Every bill creates winners and losers. Here's who stands to gain and who bears the cost.

Who Benefits

  • State Oil and Gas Supervisor and staff — the amendment gives the supervisor an explicit statutory hook to inspect and regulate repurposed reservoirs, removing ambiguity about jurisdiction and enabling use of existing enforcement tools.
  • Nearby communities and landowners — clearer regulatory coverage increases the likelihood of inspections, oversight, and enforcement for repurposed reservoirs, which can address local safety and environmental concerns.
  • Energy planners and utilities considering thermal storage — regulatory clarity about oversight can reduce legal uncertainty for projects that rely on subsurface reservoirs, making it easier to account for compliance risk in project planning.

Who Bears the Cost

  • Owners and operators of oil and gas reservoirs that are converted principally to thermal energy storage or geothermal generation — they face the State Oil and Gas Supervisor’s inspection regime, potential fines, and criminal exposure for refusal to permit inspection or for violations.
  • Geothermal and thermal‑storage developers using repurposed reservoirs — developers will bear compliance costs to meet inspection, monitoring, and any supervisor‑imposed conditions, even where those reservoirs previously fell under different regulatory expectations.
  • Local agencies and school districts — although the bill says no state reimbursement is required, local entities may still incur administrative or enforcement-related costs tied to criminal‑justice processes stemming from expanded criminal definitions.
  • The Supervisor’s office — while gaining jurisdiction, the office may need to allocate additional staff, technical expertise, or administrative capacity to oversee a broader set of reservoirs without an appropriation in this bill.

Key Issues

The Core Tension

SB 940 balances two legitimate goals — accelerating regulatory clarity and oversight for repurposed reservoirs versus avoiding overly broad enforcement that could chill development — but it does so by changing a definition rather than by tailoring standards, leaving regulators and project sponsors to reconcile public‑safety oversight with practical deployment needs.
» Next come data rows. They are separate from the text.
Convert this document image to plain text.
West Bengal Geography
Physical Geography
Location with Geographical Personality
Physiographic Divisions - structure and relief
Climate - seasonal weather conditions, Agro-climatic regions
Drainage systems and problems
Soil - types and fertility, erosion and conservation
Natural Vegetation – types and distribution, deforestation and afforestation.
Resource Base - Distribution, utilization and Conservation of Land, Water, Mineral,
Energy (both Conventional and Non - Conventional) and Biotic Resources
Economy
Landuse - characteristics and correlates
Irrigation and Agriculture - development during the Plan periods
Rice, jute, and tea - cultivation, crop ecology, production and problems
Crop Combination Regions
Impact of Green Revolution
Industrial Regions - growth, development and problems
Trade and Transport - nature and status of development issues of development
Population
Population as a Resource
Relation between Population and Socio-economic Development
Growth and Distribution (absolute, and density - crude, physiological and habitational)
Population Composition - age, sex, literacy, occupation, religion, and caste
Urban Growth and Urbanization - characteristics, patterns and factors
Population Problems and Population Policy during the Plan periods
The bill is narrowly worded and achieves its effect by redefining a key term rather than by setting technical standards or new permitting requirements. That approach leaves several practical questions unresolved.
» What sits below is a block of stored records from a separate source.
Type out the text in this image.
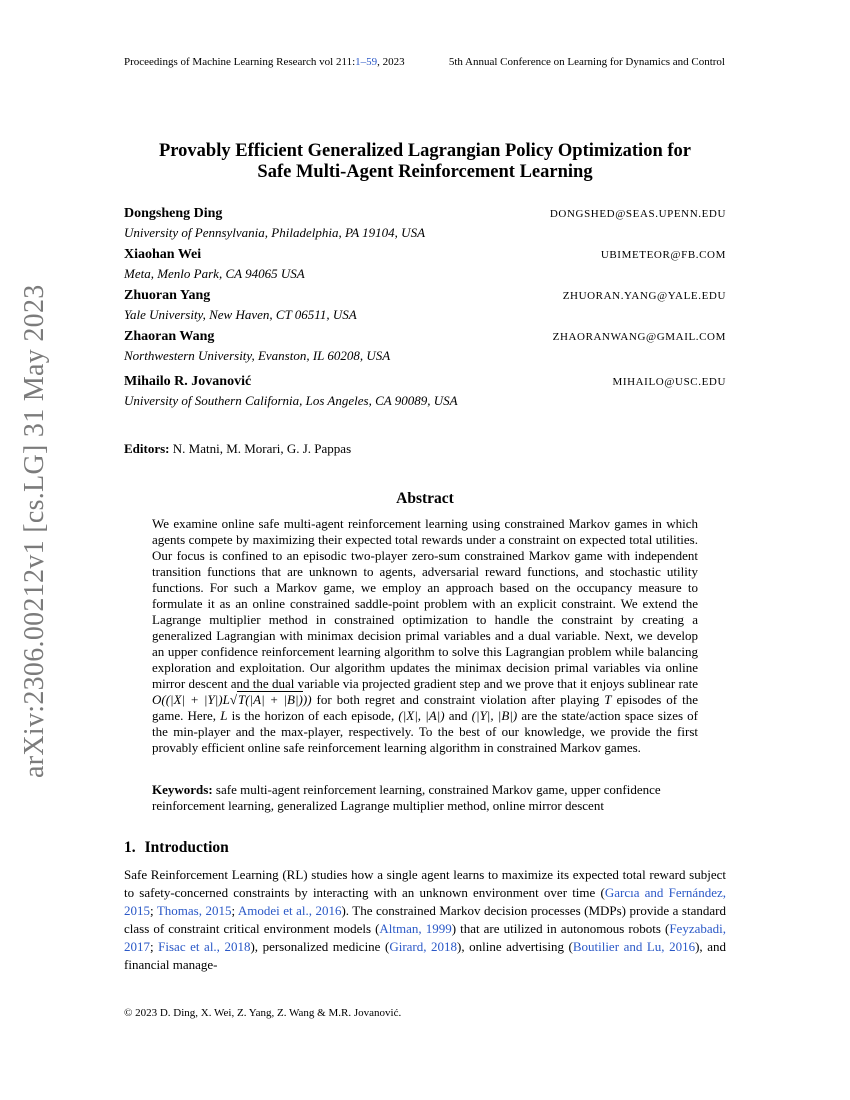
Proceedings of Machine Learning Research vol 211:1–59, 2023	5th Annual Conference on Learning for Dynamics and Control
arXiv:2306.00212v1 [cs.LG] 31 May 2023
Provably Efficient Generalized Lagrangian Policy Optimization for
Safe Multi-Agent Reinforcement Learning
Dongsheng Ding
University of Pennsylvania, Philadelphia, PA 19104, USA
DONGSHED@SEAS.UPENN.EDU
Xiaohan Wei
Meta, Menlo Park, CA 94065 USA
UBIMETEOR@FB.COM
Zhuoran Yang
Yale University, New Haven, CT 06511, USA
ZHUORAN.YANG@YALE.EDU
Zhaoran Wang
Northwestern University, Evanston, IL 60208, USA
ZHAORANWANG@GMAIL.COM
Mihailo R. Jovanović
University of Southern California, Los Angeles, CA 90089, USA
MIHAILO@USC.EDU
Editors: N. Matni, M. Morari, G. J. Pappas
Abstract
We examine online safe multi-agent reinforcement learning using constrained Markov games in which agents compete by maximizing their expected total rewards under a constraint on expected total utilities. Our focus is confined to an episodic two-player zero-sum constrained Markov game with independent transition functions that are unknown to agents, adversarial reward functions, and stochastic utility functions. For such a Markov game, we employ an approach based on the occupancy measure to formulate it as an online constrained saddle-point problem with an explicit constraint. We extend the Lagrange multiplier method in constrained optimization to handle the constraint by creating a generalized Lagrangian with minimax decision primal variables and a dual variable. Next, we develop an upper confidence reinforcement learning algorithm to solve this Lagrangian problem while balancing exploration and exploitation. Our algorithm updates the minimax decision primal variables via online mirror descent and the dual variable via projected gradient step and we prove that it enjoys sublinear rate O((|X| + |Y|)L√T(|A| + |B|))) for both regret and constraint violation after playing T episodes of the game. Here, L is the horizon of each episode, (|X|, |A|) and (|Y|, |B|) are the state/action space sizes of the min-player and the max-player, respectively. To the best of our knowledge, we provide the first provably efficient online safe reinforcement learning algorithm in constrained Markov games.
Keywords: safe multi-agent reinforcement learning, constrained Markov game, upper confidence reinforcement learning, generalized Lagrange multiplier method, online mirror descent
1. Introduction
Safe Reinforcement Learning (RL) studies how a single agent learns to maximize its expected total reward subject to safety-concerned constraints by interacting with an unknown environment over time (Garcıa and Fernández, 2015; Thomas, 2015; Amodei et al., 2016). The constrained Markov decision processes (MDPs) provide a standard class of constraint critical environment models (Altman, 1999) that are utilized in autonomous robots (Feyzabadi, 2017; Fisac et al., 2018), personalized medicine (Girard, 2018), online advertising (Boutilier and Lu, 2016), and financial manage-
© 2023 D. Ding, X. Wei, Z. Yang, Z. Wang & M.R. Jovanović.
The phrase “used principally” creates a fact‑specific threshold: does a reservoir with dual uses qualify, and how will the supervisor determine principal use? Absent statutory criteria, the supervisor will need to issue guidance or rely on case‑by‑case determinations, which could create uncertainty during project design and preclude predictable permitting timelines.

Another tension involves capacity and fit. The bill expands jurisdiction without creating new substantive standards tailored to thermal energy storage, a technology with different operational risks than conventional geothermal wells or producing hydrocarbon wells.

The supervisor’s existing inspection protocols, monitoring requirements, and enforcement toolbox may not align neatly with the technical needs of seasonal thermal storage projects. Finally, by expanding criminal exposure for operators who refuse inspections or violate regulations, the amendment strengthens enforcement tools but also risks chilling cooperation if operators fear criminal penalties for inspection disputes; striking the right balance between deterrence and constructive compliance will be an early implementation challenge.